Le groupe Barrière, numéro un des casinos en France, a écrit à des parlementaires pour les alerter des possibilités de jeux qu'offrirait le périmètre autorisé de la Française des Jeux privatisée. Il redoute l'éventuelle mise en place de nouveaux terminaux qui pourrait s'apparenter à des machines à sous.
Le débat sur le projet de privatisation de la Française des Jeux (FDJ) n'est pas terminé. Alors même que le projet d'ordonnance qui accompagne sa mise en Bourse a été soumis au Conseil d'Etat et a été notifié à la Commission européenne, il repart de plus belle à propos d'un point sensible : le périmètre des jeux autorisé de la future FDJ privatisée.
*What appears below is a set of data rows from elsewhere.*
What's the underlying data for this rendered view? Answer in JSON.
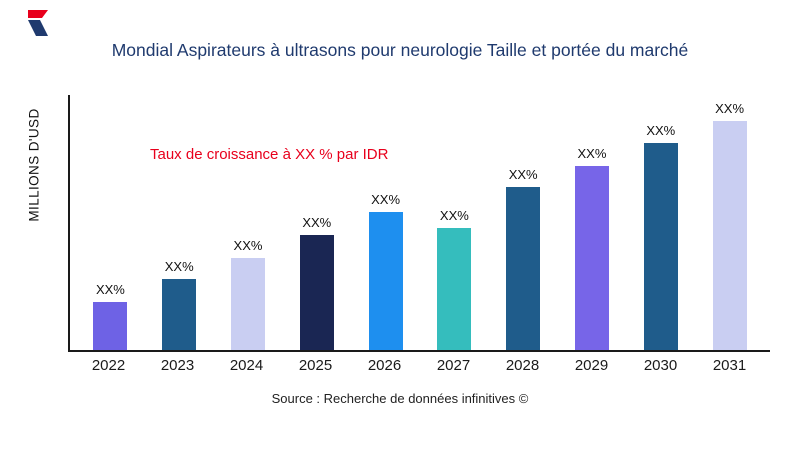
{
  "title": "Mondial Aspirateurs à ultrasons pour neurologie Taille et portée du marché",
  "ylabel": "MILLIONS D'USD",
  "annotation": "Taux de croissance à XX % par IDR",
  "source": "Source : Recherche de données infinitives ©",
  "logo_colors": {
    "red": "#e8001c",
    "navy": "#1f3a6e"
  },
  "chart_data": {
    "type": "bar",
    "title": "Mondial Aspirateurs à ultrasons pour neurologie Taille et portée du marché",
    "xlabel": "",
    "ylabel": "MILLIONS D'USD",
    "categories": [
      "2022",
      "2023",
      "2024",
      "2025",
      "2026",
      "2027",
      "2028",
      "2029",
      "2030",
      "2031"
    ],
    "values": [
      21,
      31,
      40,
      50,
      60,
      53,
      71,
      80,
      90,
      100
    ],
    "value_note": "relative bar heights (percent of tallest bar); numeric axis not shown, all bars labeled XX%",
    "bar_labels": [
      "XX%",
      "XX%",
      "XX%",
      "XX%",
      "XX%",
      "XX%",
      "XX%",
      "XX%",
      "XX%",
      "XX%"
    ],
    "bar_colors": [
      "#6e62e5",
      "#1f5c8b",
      "#c9cef2",
      "#1a2653",
      "#1e8fef",
      "#35bdbd",
      "#1f5c8b",
      "#7765e8",
      "#1f5c8b",
      "#c9cef2"
    ],
    "grid": false,
    "legend": "none",
    "annotation": "Taux de croissance à XX % par IDR"
  }
}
Et l'initiateur de cette relance n'est autre que le numéro un français des casinos, le groupe Barrière, opérateur dans de belles destinations touristiques telles Cannes, Deauville, ou enghien-les-bains - où se situe le premier casino de France -, et dans de grandes agglomérations - Bordeaux, Lille, Nice et Toulouse -.
Son PDG, Dominique Desseigne, s'alarme en effet ouvertement des potentialités qu'offrirait ce périmètre des jeux, tel qu'il est décrit dans le projet d'ordonnance final, dans un courrier récemment adressé aux sénateurs et députés des circonscriptions dans lesquelles sont situés les établissements Barrière. Ce courrier s'accompagne de surcroît d'un autre de la même veine, quoique moins technique, adressé celui-ci par les directeurs de ces mêmes casinos Barrière aux maires des communes concernées.
« Concurrence directe »
Ces courriers, dont « Les Echos » ont eu connaissance, pointent l'éventuelle mise en place de nouveaux terminaux de jeux de loterie dans les points de vente de la FDJ, soit son activité en monopole, lesquels terminaux constitueraient une concurrence directe pour les casinos Barrière. « L'autorisation pour la FDJ de développer des jeux de loterie dans les terminaux installés dans le réseau de détaillants présents au sein de la zone de chalandise primaire des casinos du Groupe Barrière dans de nombreuses villes, va venir concurrencer directement nos établissements, avec des jeux extrêmement proches des jeux de casinos et ce, en contradiction avec le monopole existant », écrit notamment Dominique Desseigne. Le courrier adressé aux maires va plus loin encore puisque soulignant les « ravages » provoqués en Italie et en Allemagne par la « libéralisation » de « quasi machines à sous ».
Au passage, les deux textes balaient l'idée que le taux de retour aux joueurs, soit leur possibilité de gain, plus faible de la FDJ serait un frein à l'addiction. Par ailleurs, l'un comme l'autre rappellent le poids économique et social d'une filière casinos, extrêmement encadrée.
« Texte équilibré »
Interrogé, le ministère du Budget, lequel a la tutelle de la FDJ, désamorce toutefois ces inquiétudes. Ainsi, on y qualifie d'autant plus le projet d'ordonnance de « texte équilibré » que non seulement les pouvoirs publics ont « travaillé à droit constant » mais que la concertation à laquelle ont participé l'ensemble des acteurs du secteur des jeux d'argent s'est notamment traduite par l'introduction de certaines dispositions « à la demande des casinotiers ». C'est, entre autres, le cas de la limitation du nombre de terminaux par arrêté du ministre en charge du Budget. A ce propos, un arbitrage est attendu d'ici à la fin de l'été, sachant qu'on évoque, à ce stade, une fourchette de 4 à 8.
Autres évolutions importantes : le contrôle du jeu en points de vente est durci avec la mise en place de caméras, tandis que l'âge des joueurs utilisant les terminaux doit être préalablement vérifié. En clair, les pouvoirs publics misent plus que jamais sur la responsabilité des détaillants. Enfin, la future Autorité nationale des jeux, qui coiffera l'ensemble du secteur des jeux d'argent, aura un capital dans le contrôle de la FDJ privatisée.
Pour mémoire, la privatisation du groupe public, qui doit se traduire par un abaissement de la part de l'Etat de 72 % à 20 %, passe par une concession de droit exclusif de son monopole pour une durée de vingt-cinq ans.